“It’s like all I want to do is be in Portland in June.”
That’s what my homie Tom told me on the phone last week. He’s going to school in Montreal, one of the few of us who somehow found a colder environment to live in. His eyes froze on his walk to class the other day.
This has been a common sentiment lately among “the kids I know from home” (that’s how you have to refer to them when you’re in college; or, “this kid I went to high school with”). I think it has something to do with the longing for summer that hits all New Englanders this time of year, combined with some freshman-year growing pains.
Do y’all know that Death Cab for Cutie song, “Why’d You Want to Live Here”? It’s about their lead singer’s dislike of L.A. My favorite lines are, “I’m in Los Angeles today / asked a gas station employee if he ever had trouble breathing / and he said, ‘It varies from season to season, kid.’”
That’s how I feel about Maine. Actually, that’s how a lot of people feel about Maine.
I was on the phone with my friend Raizel, who’s a freshman up at Colby, and I asked her if the people she goes to school with are surprised that she’s from Maine. They are. “You knew what this was like,” they say. “You knew how soul-crushing it is to have the sun set at 4 p.m. and constantly have a brain freeze from the frigid air, and you choose to stay?!”
Why do we all subject ourselves to this hell? I have two theories.
Reason 1: People stay for the ridiculous beauty we have in so much of the state. That’s what most of my friends say, anyway. And it’s probably no coincidence that the people I know who stayed in Maine for school are all studying something with “environmental” in the title.
My dear friend Simi is studying art in Baltimore. They were telling me how they love living in a bigger city, how it’s so convenient, but also that they miss trees. Like, a lot.
My best friend at college happens to be from OOB. The first time we went back home, they got a pine tree tattooed on their back. The ocean too. Everyone misses the ocean.

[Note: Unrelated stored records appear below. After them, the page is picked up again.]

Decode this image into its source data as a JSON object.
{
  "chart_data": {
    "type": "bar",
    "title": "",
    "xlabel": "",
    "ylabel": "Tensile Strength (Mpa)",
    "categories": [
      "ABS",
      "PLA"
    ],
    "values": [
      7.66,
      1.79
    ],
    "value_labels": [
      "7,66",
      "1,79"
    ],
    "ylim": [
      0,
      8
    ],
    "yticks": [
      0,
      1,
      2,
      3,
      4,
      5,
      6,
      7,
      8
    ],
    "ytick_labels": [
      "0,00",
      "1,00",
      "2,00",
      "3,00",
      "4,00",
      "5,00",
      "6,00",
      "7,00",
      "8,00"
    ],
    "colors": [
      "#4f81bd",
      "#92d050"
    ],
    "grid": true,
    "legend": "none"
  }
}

Emily goes to school on Staten Island. Like Simi, she likes being in a bigger city, but is also surprisingly homesick, because she couldn’t wait to get the hell out of Portland. She and Simi and Sascha, who is on a gap year in New Zealand, are the only kids from home I know who have been lucky enough to end up on a coast. But none of them thinks it’s the same as Maine. We all want to jump into Casco Bay at pretty much any given moment of the day.

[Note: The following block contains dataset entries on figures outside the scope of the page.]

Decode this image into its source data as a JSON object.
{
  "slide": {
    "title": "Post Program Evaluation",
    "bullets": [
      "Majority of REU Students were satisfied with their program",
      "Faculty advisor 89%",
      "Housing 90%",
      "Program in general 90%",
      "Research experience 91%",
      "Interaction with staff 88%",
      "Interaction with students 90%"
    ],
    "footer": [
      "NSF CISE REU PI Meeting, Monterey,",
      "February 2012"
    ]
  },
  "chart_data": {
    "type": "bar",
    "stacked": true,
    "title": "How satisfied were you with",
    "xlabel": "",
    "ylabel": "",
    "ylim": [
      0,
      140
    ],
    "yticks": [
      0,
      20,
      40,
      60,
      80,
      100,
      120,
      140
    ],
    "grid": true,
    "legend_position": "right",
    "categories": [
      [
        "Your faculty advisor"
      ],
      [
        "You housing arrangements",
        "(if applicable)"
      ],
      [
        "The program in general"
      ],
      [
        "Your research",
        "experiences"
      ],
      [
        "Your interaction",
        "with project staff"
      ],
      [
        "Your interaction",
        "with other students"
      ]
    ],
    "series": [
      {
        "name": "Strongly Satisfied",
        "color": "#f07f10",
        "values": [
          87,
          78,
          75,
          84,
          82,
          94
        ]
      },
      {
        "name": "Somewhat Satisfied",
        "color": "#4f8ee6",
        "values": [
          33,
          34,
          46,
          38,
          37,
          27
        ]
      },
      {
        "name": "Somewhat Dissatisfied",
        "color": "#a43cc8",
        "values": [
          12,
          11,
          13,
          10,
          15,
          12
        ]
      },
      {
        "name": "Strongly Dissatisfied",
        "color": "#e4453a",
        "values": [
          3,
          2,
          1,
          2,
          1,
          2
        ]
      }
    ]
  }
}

Reason 2: People stay because Mainers are stubborn as hell. You know we have more old people than young people in the state. I’m young and spry, relatively active, kinda hardy. But even I, a 19-year-old with good bones and cells that still regenerate, feel the toll of the Maine winter like a mofo. When I was home for break, I ate shit on the ice outside the front door and got whiplash. So why the heck are all these old folks living here? They’re stubborn as hell, that’s why.
I think Mainers share some type of twisted kinship. It’s the pride in doing things a harder way, a tougher way. We’ll suffer through long winters because at the other end is June up at West Quoddy Head, down in the Old Port, at Two Lights munching on some chicken fingies, watching the hipsters drink Bissell Brothers or Trulys on the ferry out to the island.

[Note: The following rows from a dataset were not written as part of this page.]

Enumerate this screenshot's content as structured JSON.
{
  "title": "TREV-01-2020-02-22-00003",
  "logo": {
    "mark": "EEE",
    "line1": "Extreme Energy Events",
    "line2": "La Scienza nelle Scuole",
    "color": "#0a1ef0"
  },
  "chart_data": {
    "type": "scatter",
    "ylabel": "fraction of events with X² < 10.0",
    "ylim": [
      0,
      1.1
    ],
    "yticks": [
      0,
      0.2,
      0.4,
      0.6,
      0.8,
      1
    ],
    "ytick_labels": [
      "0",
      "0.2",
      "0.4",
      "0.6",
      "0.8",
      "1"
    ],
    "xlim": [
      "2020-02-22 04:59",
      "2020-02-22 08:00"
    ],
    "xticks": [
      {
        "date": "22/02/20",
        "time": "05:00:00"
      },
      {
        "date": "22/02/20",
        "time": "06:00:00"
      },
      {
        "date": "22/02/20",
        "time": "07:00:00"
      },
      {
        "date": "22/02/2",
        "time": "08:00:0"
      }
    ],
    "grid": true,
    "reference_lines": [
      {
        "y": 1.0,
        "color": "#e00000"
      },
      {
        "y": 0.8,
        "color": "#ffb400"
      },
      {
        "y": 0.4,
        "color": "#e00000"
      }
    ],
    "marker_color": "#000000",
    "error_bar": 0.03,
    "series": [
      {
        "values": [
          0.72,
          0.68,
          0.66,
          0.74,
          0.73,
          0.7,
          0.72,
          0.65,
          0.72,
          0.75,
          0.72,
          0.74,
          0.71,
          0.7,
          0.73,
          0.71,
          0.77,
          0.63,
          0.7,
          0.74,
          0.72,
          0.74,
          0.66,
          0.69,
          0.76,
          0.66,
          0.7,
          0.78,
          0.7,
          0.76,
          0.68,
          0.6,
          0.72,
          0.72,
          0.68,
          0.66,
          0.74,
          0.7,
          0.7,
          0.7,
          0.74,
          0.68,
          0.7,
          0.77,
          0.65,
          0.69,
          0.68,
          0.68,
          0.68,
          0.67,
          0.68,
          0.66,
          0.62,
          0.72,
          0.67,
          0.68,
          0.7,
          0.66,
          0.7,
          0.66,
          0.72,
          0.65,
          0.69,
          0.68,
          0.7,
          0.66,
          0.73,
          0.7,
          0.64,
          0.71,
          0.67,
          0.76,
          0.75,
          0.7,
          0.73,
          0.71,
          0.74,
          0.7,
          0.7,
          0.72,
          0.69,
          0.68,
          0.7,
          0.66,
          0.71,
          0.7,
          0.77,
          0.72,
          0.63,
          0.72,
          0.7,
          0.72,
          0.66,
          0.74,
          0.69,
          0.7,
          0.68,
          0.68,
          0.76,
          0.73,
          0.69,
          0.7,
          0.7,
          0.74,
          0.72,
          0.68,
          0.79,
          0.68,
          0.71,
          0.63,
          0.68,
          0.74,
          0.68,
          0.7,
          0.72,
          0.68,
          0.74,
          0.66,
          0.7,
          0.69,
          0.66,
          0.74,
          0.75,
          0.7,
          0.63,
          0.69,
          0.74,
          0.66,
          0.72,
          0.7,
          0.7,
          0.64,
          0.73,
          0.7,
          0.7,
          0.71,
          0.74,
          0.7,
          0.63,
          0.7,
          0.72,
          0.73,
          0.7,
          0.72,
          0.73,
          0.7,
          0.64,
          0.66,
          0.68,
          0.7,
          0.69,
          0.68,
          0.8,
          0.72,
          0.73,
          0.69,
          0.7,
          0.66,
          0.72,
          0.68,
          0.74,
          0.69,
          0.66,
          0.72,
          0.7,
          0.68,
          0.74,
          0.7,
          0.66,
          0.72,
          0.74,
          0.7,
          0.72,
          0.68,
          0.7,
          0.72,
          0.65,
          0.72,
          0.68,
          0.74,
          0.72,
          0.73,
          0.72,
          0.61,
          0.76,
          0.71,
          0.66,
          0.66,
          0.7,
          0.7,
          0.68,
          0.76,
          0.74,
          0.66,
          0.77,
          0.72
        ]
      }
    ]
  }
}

I asked my friends living out of state what it would take to bring them back. For Simi, it was a more interesting music scene, and/or a good job. For Raz and Tom, good job prospects, as well, but they’re both on the teaching track, and not too worried about finding a position. Em wants to be a teacher too, but isn’t sure Maine is the place for her. Her family and friends are here, so she says maybe she’ll give it a shot.
I’m having trouble feeling like I’m just sticking to what I know. I miss Maine so much, and I’ve hardly explored Northampton at all. Because it feels temporary. Like my life is still in Maine, waiting for me to get back to it. It’s funny to be living (and loving) this completely separate life states away, yet feel like my real life is still at home.